Shared Kafka StateStore Best Practices


When creating Processor API Topology I noticed that Topology#addStateStore(StoreBuilder, String...) accepts multiple processors, meaning that one state store can be shared by multiple processors.

Are there any caveats with this design? Is it possible to lose data by storing value if a key is not present when in fact some other processor is just storing a value for this key? I guess I am asking whether usual race condition problems can arise.

Would it be any different if processors belong to different sub topologies?
Also, what happens when processors attached to sources with a different number of partitions share the same state store? How will this affect state store sharding?


Solution

  • There are no race conditions. If a single store is connected to multiple processors, both processors are executed in a single thread.
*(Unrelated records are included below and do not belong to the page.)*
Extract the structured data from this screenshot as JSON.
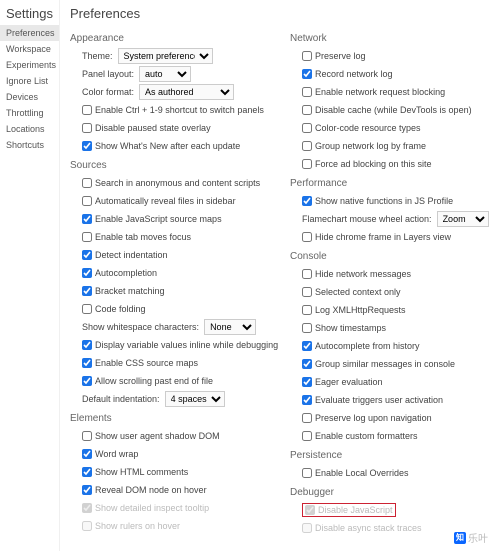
{
  "sidebar": {
    "title": "Settings",
    "items": [
      "Preferences",
      "Workspace",
      "Experiments",
      "Ignore List",
      "Devices",
      "Throttling",
      "Locations",
      "Shortcuts"
    ],
    "activeIndex": 0
  },
  "page": {
    "title": "Preferences"
  },
  "appearance": {
    "title": "Appearance",
    "theme": {
      "label": "Theme:",
      "value": "System preference"
    },
    "panel_layout": {
      "label": "Panel layout:",
      "value": "auto"
    },
    "color_format": {
      "label": "Color format:",
      "value": "As authored"
    },
    "opt1": {
      "label": "Enable Ctrl + 1-9 shortcut to switch panels",
      "checked": false
    },
    "opt2": {
      "label": "Disable paused state overlay",
      "checked": false
    },
    "opt3": {
      "label": "Show What's New after each update",
      "checked": true
    }
  },
  "sources": {
    "title": "Sources",
    "opt1": {
      "label": "Search in anonymous and content scripts",
      "checked": false
    },
    "opt2": {
      "label": "Automatically reveal files in sidebar",
      "checked": false
    },
    "opt3": {
      "label": "Enable JavaScript source maps",
      "checked": true
    },
    "opt4": {
      "label": "Enable tab moves focus",
      "checked": false
    },
    "opt5": {
      "label": "Detect indentation",
      "checked": true
    },
    "opt6": {
      "label": "Autocompletion",
      "checked": true
    },
    "opt7": {
      "label": "Bracket matching",
      "checked": true
    },
    "opt8": {
      "label": "Code folding",
      "checked": false
    },
    "whitespace": {
      "label": "Show whitespace characters:",
      "value": "None"
    },
    "opt9": {
      "label": "Display variable values inline while debugging",
      "checked": true
    },
    "opt10": {
      "label": "Enable CSS source maps",
      "checked": true
    },
    "opt11": {
      "label": "Allow scrolling past end of file",
      "checked": true
    },
    "default_indent": {
      "label": "Default indentation:",
      "value": "4 spaces"
    }
  },
  "elements": {
    "title": "Elements",
    "opt1": {
      "label": "Show user agent shadow DOM",
      "checked": false
    },
    "opt2": {
      "label": "Word wrap",
      "checked": true
    },
    "opt3": {
      "label": "Show HTML comments",
      "checked": true
    },
    "opt4": {
      "label": "Reveal DOM node on hover",
      "checked": true
    },
    "opt5": {
      "label": "Show detailed inspect tooltip",
      "checked": true,
      "disabled": true
    },
    "opt6": {
      "label": "Show rulers on hover",
      "checked": false,
      "disabled": true
    }
  },
  "network": {
    "title": "Network",
    "opt1": {
      "label": "Preserve log",
      "checked": false
    },
    "opt2": {
      "label": "Record network log",
      "checked": true
    },
    "opt3": {
      "label": "Enable network request blocking",
      "checked": false
    },
    "opt4": {
      "label": "Disable cache (while DevTools is open)",
      "checked": false
    },
    "opt5": {
      "label": "Color-code resource types",
      "checked": false
    },
    "opt6": {
      "label": "Group network log by frame",
      "checked": false
    },
    "opt7": {
      "label": "Force ad blocking on this site",
      "checked": false
    }
  },
  "performance": {
    "title": "Performance",
    "opt1": {
      "label": "Show native functions in JS Profile",
      "checked": true
    },
    "flamechart": {
      "label": "Flamechart mouse wheel action:",
      "value": "Zoom"
    },
    "opt2": {
      "label": "Hide chrome frame in Layers view",
      "checked": false
    }
  },
  "console": {
    "title": "Console",
    "opt1": {
      "label": "Hide network messages",
      "checked": false
    },
    "opt2": {
      "label": "Selected context only",
      "checked": false
    },
    "opt3": {
      "label": "Log XMLHttpRequests",
      "checked": false
    },
    "opt4": {
      "label": "Show timestamps",
      "checked": false
    },
    "opt5": {
      "label": "Autocomplete from history",
      "checked": true
    },
    "opt6": {
      "label": "Group similar messages in console",
      "checked": true
    },
    "opt7": {
      "label": "Eager evaluation",
      "checked": true
    },
    "opt8": {
      "label": "Evaluate triggers user activation",
      "checked": true
    },
    "opt9": {
      "label": "Preserve log upon navigation",
      "checked": false
    },
    "opt10": {
      "label": "Enable custom formatters",
      "checked": false
    }
  },
  "persistence": {
    "title": "Persistence",
    "opt1": {
      "label": "Enable Local Overrides",
      "checked": false
    }
  },
  "debugger": {
    "title": "Debugger",
    "opt1": {
      "label": "Disable JavaScript",
      "checked": true,
      "disabled": true,
      "highlight": true
    },
    "opt2": {
      "label": "Disable async stack traces",
      "checked": false,
      "disabled": true
    }
  },
  "watermark": {
    "logo": "知",
    "text": "乐叶"
  }
}
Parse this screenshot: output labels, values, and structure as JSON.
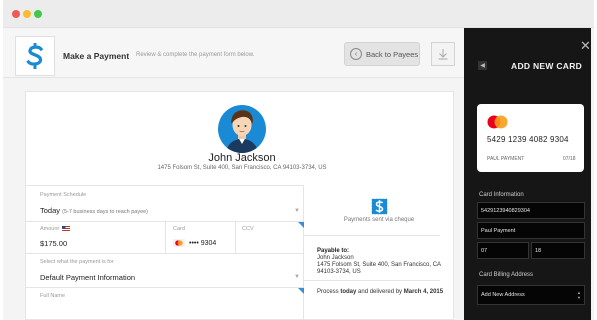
{
  "header": {
    "title": "Make a Payment",
    "subtitle": "Review & complete the payment form below.",
    "back_label": "Back to Payees"
  },
  "payee": {
    "name": "John Jackson",
    "address": "1475 Folsom St, Suite 400, San Francisco, CA 94103-3734, US"
  },
  "form": {
    "schedule_label": "Payment Schedule",
    "schedule_value": "Today",
    "schedule_note": "(5-7 business days to reach payee)",
    "amount_label": "Amount",
    "amount_value": "$175.00",
    "card_label": "Card",
    "card_value": "•••• 9304",
    "ccv_label": "CCV",
    "purpose_label": "Select what the payment is for",
    "purpose_value": "Default Payment Information",
    "fullname_label": "Full Name"
  },
  "summary": {
    "cheque_label": "Payments sent via cheque",
    "payable_title": "Payable to:",
    "payable_name": "John Jackson",
    "payable_addr1": "1475 Folsom St, Suite 400, San Francisco, CA",
    "payable_addr2": "94103-3734, US",
    "process_pre": "Process ",
    "process_today": "today",
    "process_mid": " and delivered by ",
    "process_date": "March 4, 2015"
  },
  "panel": {
    "title": "ADD NEW CARD",
    "card_number": "5429 1239 4082 9304",
    "card_name": "PAUL PAYMENT",
    "card_exp": "07/18",
    "card_info_label": "Card Information",
    "field_number": "5429123940829304",
    "field_name": "Paul Payment",
    "field_month": "07",
    "field_year": "18",
    "billing_label": "Card Billing Address",
    "billing_value": "Add New Address"
  },
  "colors": {
    "accent": "#1a8ad4",
    "panel_bg": "#161616",
    "mastercard_red": "#eb001b",
    "mastercard_orange": "#f79e1b"
  },
  "icons": [
    "dollar-icon",
    "arrow-left-icon",
    "download-icon",
    "close-icon",
    "back-icon",
    "us-flag-icon",
    "mastercard-icon",
    "cheque-dollar-icon",
    "caret-down-icon"
  ]
}
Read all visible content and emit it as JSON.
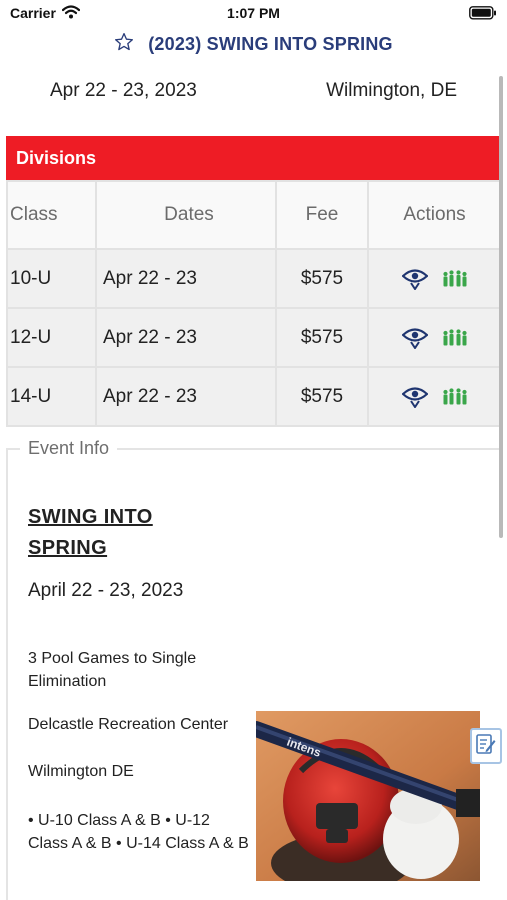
{
  "status_bar": {
    "carrier": "Carrier",
    "time": "1:07 PM"
  },
  "header": {
    "title": "(2023) SWING INTO SPRING",
    "date": "Apr 22 - 23, 2023",
    "location": "Wilmington, DE"
  },
  "divisions": {
    "label": "Divisions",
    "columns": {
      "class": "Class",
      "dates": "Dates",
      "fee": "Fee",
      "actions": "Actions"
    },
    "rows": [
      {
        "class": "10-U",
        "dates": "Apr 22 - 23",
        "fee": "$575"
      },
      {
        "class": "12-U",
        "dates": "Apr 22 - 23",
        "fee": "$575"
      },
      {
        "class": "14-U",
        "dates": "Apr 22 - 23",
        "fee": "$575"
      }
    ]
  },
  "event_info": {
    "legend": "Event Info",
    "title": "SWING  INTO SPRING",
    "date": "April 22 - 23, 2023",
    "format": "3 Pool Games to Single Elimination",
    "venue": "Delcastle Recreation Center",
    "city": "Wilmington DE",
    "classes": "• U-10 Class A & B  • U-12 Class A & B  • U-14 Class A & B"
  },
  "icons": {
    "favorite": "star-outline-icon",
    "view": "eye-icon",
    "teams": "team-roster-icon",
    "notes": "notepad-icon"
  },
  "colors": {
    "brand_red": "#ee1c25",
    "title_navy": "#2a3d7a",
    "teams_green": "#3aa64a"
  }
}
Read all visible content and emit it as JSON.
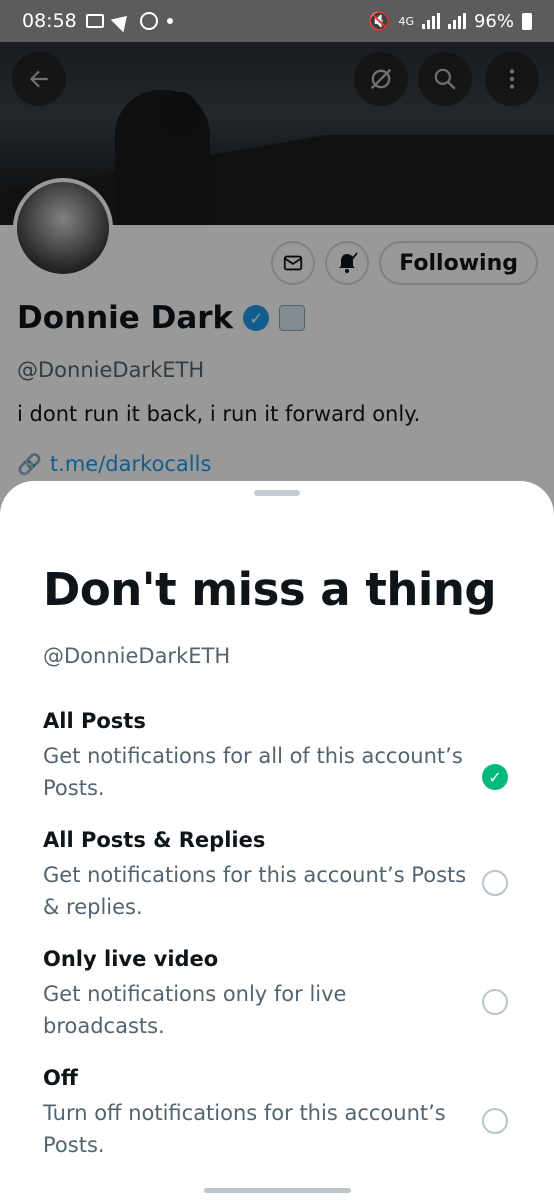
{
  "status_bar": {
    "time": "08:58",
    "network": "4G",
    "battery": "96%"
  },
  "profile": {
    "name": "Donnie Dark",
    "handle": "@DonnieDarkETH",
    "bio": "i dont run it back, i run it forward only.",
    "link": "t.me/darkocalls",
    "following_label": "Following"
  },
  "sheet": {
    "title": "Don't miss a thing",
    "handle": "@DonnieDarkETH",
    "options": [
      {
        "title": "All Posts",
        "description": "Get notifications for all of this account’s Posts.",
        "selected": true
      },
      {
        "title": "All Posts & Replies",
        "description": "Get notifications for this account’s Posts & replies.",
        "selected": false
      },
      {
        "title": "Only live video",
        "description": "Get notifications only for live broadcasts.",
        "selected": false
      },
      {
        "title": "Off",
        "description": "Turn off notifications for this account’s Posts.",
        "selected": false
      }
    ]
  },
  "colors": {
    "accent": "#1d9bf0",
    "selected": "#00ba7c",
    "text_primary": "#0f1419",
    "text_secondary": "#536471"
  },
  "icons": {
    "back": "arrow-left-icon",
    "grok": "grok-icon",
    "search": "search-icon",
    "more": "more-vertical-icon",
    "message": "envelope-icon",
    "notifications": "bell-check-icon",
    "verified": "verified-badge-icon",
    "link": "link-icon",
    "check": "check-icon"
  }
}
    However note, it's not defined in which order both processors would access the store, ie, if there is a single input record, you don't know which processor will be executed first.

    Would it be any different if processors belong to different sub topologies?

    That is not possible. If two processor access the same store, they will always be in the same sub-topology.

    Also, what happens when processors attached to sources with a different number of partitions share the same state store? How will this affect state store sharding?

    In general, that is not recommended, because your input data would not be co-partitioned (ie, records with the same key, are most likely in different partitions in the two topics). The program would still be executed using the larger partition count to create store shards. For some shards (for the higher partition numbers), the corresponding task would read data from only one topic, because there is no corresponding partition in the other topic.